Evanjelistler ise tarihi determinizmi dini bir temele dayandıran postmilenyalizm anlayışını benimserler. Evanjelist Hristiyanlar İncil ile beraber Eski Ahit’e de inanırlar (Eski Ahit, Tevrat ve Zebur’un içinde bulunduğu kutsal kitaplara Hristiyanların verdiği isimdir). Bu inanca göre Hz. İsa’nın Mesih olarak tekrar dünyaya gelmesi için tarihsel bir sürecin gerçekleşmesi gerekmektedir. Evanjelist Hristiyanlar, Hz. İbrahim’e vaat edilen Kudüs’te bir Yahudi devleti kurulmasını da bu sürecin kaçınılmaz bir parçası olarak görürler. İsrail halkı Tanrı tarafından bağışlanıp, Kudüs’ün sınırları içinde olduğu Büyük İsrail devleti kurulduktan sonra ancak Hristiyanların egemen olacağı bir milenyum başlayabilecektir.

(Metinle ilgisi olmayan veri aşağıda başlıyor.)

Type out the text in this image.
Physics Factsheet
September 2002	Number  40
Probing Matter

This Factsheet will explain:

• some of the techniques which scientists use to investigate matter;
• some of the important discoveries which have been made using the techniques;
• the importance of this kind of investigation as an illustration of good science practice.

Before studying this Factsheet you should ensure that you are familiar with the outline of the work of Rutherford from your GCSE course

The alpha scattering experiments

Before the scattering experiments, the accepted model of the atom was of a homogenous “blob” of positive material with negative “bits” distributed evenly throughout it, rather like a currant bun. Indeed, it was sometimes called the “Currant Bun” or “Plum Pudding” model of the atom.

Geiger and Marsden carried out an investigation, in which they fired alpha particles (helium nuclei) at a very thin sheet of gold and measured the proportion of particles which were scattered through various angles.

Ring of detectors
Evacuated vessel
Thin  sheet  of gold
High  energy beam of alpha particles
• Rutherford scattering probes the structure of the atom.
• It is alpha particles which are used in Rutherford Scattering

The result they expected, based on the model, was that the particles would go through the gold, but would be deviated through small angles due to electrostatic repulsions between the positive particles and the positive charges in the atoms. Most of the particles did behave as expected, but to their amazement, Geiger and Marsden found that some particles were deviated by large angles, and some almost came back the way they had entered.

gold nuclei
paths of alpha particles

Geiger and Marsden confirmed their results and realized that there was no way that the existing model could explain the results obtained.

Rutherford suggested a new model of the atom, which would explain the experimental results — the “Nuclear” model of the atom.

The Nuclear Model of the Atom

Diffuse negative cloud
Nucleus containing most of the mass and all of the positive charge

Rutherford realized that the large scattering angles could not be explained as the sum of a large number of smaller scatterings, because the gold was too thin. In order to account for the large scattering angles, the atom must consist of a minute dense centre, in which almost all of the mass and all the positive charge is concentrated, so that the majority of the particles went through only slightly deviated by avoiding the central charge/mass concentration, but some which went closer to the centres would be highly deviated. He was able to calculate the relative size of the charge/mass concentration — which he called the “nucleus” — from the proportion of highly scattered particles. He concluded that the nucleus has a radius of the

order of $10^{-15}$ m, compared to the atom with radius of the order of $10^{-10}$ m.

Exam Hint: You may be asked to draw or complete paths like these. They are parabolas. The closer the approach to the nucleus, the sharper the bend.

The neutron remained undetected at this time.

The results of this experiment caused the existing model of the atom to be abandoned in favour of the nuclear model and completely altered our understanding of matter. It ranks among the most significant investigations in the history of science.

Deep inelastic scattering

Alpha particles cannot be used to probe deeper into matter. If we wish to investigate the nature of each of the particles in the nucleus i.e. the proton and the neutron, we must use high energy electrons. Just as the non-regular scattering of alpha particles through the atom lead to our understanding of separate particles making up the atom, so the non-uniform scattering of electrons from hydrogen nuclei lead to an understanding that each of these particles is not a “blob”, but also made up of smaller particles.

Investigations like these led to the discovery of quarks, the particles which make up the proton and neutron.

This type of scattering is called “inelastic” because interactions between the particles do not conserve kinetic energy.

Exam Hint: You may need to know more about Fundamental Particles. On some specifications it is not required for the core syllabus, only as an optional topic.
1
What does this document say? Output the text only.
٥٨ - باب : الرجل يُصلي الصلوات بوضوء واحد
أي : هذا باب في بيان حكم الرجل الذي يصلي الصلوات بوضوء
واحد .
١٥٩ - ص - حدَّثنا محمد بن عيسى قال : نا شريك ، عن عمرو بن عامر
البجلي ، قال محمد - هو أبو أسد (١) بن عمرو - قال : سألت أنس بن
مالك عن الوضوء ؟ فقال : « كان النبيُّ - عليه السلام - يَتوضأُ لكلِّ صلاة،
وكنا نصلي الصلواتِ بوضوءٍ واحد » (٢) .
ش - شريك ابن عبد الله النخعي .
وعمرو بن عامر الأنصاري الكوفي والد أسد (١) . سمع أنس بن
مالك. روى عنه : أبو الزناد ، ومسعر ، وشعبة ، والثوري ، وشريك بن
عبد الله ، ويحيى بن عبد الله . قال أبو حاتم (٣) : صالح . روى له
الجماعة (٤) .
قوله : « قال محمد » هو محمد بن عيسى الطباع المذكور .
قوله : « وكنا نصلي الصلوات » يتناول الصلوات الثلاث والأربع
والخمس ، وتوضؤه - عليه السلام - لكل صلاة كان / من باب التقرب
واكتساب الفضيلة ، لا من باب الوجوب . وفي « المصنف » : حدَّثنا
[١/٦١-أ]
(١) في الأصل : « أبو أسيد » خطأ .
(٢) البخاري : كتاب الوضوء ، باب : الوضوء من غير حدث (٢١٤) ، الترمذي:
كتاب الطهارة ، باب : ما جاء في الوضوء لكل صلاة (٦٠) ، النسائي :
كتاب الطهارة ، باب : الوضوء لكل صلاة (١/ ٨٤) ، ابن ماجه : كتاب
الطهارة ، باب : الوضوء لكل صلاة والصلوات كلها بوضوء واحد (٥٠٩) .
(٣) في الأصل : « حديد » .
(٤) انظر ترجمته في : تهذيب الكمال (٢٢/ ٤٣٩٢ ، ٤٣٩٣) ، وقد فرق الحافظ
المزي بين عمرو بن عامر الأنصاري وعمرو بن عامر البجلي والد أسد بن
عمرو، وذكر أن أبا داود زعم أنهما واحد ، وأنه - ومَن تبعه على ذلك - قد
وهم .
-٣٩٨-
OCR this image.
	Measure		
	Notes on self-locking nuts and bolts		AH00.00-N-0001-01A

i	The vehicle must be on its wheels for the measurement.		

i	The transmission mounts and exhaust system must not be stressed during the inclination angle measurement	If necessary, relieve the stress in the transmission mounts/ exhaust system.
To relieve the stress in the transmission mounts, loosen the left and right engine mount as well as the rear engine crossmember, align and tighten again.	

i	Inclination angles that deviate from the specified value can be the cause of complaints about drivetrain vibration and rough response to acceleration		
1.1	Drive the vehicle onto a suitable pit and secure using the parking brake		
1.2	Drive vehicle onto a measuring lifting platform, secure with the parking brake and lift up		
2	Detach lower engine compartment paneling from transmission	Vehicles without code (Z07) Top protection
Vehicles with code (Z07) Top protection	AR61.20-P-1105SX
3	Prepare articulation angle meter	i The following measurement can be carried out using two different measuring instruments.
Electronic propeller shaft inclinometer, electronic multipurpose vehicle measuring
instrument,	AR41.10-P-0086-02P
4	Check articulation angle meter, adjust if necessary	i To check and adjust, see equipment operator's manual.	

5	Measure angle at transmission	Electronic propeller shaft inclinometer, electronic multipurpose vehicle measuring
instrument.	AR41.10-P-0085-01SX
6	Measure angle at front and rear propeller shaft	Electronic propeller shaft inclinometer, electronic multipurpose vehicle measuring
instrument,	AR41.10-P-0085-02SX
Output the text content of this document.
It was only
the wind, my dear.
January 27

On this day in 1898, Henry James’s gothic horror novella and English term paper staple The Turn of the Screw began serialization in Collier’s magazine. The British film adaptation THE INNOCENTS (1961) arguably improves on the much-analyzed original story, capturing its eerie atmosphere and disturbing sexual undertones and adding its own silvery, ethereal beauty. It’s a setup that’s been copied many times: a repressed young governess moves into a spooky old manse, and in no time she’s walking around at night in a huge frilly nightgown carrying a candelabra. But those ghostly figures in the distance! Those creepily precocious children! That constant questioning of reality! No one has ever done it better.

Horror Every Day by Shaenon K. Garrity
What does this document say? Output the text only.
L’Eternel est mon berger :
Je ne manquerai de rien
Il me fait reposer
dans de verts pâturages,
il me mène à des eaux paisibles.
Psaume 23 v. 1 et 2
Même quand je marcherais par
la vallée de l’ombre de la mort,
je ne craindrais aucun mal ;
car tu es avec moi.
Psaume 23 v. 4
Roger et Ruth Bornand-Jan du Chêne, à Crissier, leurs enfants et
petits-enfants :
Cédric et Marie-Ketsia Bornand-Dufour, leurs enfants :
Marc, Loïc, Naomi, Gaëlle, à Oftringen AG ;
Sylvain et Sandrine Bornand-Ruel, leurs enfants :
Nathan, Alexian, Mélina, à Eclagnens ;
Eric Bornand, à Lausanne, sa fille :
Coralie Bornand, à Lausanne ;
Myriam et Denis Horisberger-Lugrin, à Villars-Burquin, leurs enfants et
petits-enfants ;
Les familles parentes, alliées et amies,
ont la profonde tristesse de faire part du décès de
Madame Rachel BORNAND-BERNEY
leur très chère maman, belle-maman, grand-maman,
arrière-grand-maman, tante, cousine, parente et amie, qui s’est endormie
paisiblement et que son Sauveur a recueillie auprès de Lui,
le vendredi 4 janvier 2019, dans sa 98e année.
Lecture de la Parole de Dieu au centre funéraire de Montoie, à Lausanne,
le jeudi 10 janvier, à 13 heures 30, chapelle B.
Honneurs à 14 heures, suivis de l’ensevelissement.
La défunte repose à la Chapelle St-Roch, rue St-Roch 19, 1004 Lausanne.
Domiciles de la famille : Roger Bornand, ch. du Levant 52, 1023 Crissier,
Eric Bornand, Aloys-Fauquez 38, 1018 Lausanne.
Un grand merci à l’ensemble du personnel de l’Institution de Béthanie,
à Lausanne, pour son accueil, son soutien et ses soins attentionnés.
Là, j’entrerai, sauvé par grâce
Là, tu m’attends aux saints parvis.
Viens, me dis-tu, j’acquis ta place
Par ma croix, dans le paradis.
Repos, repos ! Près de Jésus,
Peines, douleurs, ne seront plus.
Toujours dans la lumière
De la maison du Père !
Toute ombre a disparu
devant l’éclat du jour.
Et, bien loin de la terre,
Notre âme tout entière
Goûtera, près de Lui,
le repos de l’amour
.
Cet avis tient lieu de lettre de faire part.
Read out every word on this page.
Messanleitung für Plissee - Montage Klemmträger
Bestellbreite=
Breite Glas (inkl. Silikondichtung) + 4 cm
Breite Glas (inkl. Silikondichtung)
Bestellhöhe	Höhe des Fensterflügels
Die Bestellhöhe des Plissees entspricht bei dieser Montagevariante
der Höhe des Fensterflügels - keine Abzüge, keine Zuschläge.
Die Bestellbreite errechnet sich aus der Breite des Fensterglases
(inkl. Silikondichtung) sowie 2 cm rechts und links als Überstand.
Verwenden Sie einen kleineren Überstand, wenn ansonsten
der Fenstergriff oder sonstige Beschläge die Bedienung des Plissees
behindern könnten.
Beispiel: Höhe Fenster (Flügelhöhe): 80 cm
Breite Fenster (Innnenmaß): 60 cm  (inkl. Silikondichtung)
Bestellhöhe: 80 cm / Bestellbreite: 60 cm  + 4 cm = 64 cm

Hristiyanlar dünyayı ele geçirdikten sonra Hz. İsa’nın ikinci gelişi için yeterli koşullar oluşacaktır ve kıyamet nihayet gerçekleşecek, insanlık günahlarından arındırılmış bir şekilde cennette ulaşacaktır. Aslına bakılırsa hem bilimsel hem dini determinizm, aynı sona farklı yolları kullanarak varmayı vaat etmektedir.
Hristiyan Siyonistler Cumhuriyetçi Parti’nin Oy Deposu
Netice itibariyle evanjelist Hristiyanlar için İsrail devletinin varlığı cennete giden yolda hayati bir öneme sahiptir. 2018’de LifeWay Research araştırma şirketinin evanjelist Amerikalılar ile yaptığı bir ankete göre evanjelistlerin yüzde sekseni İsrail’in kurulmasının Hz. İsa’nın dönüşü için gerekli bir adım olarak görüyor. Bu sebepten ötürü zaten bu gruba Hristiyan Siyonistler de deniyor. Yine aynı ankete göre evanjelistlerin yüzde 60’ı kendisini muhafazakâr ya da aşırı muhafazakâr olarak tanımlıyor. İşte şimdi, özellikle Cumhuriyetçi Parti’nin İsrail’i bu denli destekliyor oluşu, çok daha anlamlı hale geliyor. Trump’ın ABD büyükelçiliğini Tel Aviv’den Kudüs’e taşıma hamlesi, daha da öncesine gidersek evanjelist oldukları bilinen Reagan, baba Bush ve oğul Bush’un İsrail’e olan destekleri aslında hem dini inançlarının bir gereği hem de oy deposu olarak gördükleri siyasi tabanının bir isteğidir. İşin ilginç tarafı Amerikalı Yahudilerin çoğunluğunun liberal görüşte olduğu gerçeğidir. Demokrat Parti de muhafazakâr yapıdaki evanjelistlere ulaşamadığı için liberal Yahudilerin medya ve sermaye gücünden istifade etmeye çalışıyor. 2020’de açıklanan bağış rakamlarına göre Amerika’da bir partiye en fazla bağış yapan Yahudi, Demokrat Parti’ye 54 milyon dolar veren Tom Steyer oldu. Ancak Amerika’daki evanjelist Hristiyanların sayısı Yahudilere göre çok daha fazle ve etkileri de haliyle daha büyük. Evanjelist papaz John Hagee’in İsrail için Hristiyanlar Birliği (CUFI) ismindeki örgütü 11 milyon üyeye sahip. Sadece bu örgütün üye sayısı bile Amerika’daki tüm Yahudilerden daha fazla! Öyle ki çoğu zaman Yahudilerden bile daha fazla İsrail’i savunan bu grup, kendi radikal dini yorumu yüzünden göz göre göre, bilerek ve isteyerek dünyayı kıyamete sürüklüyor.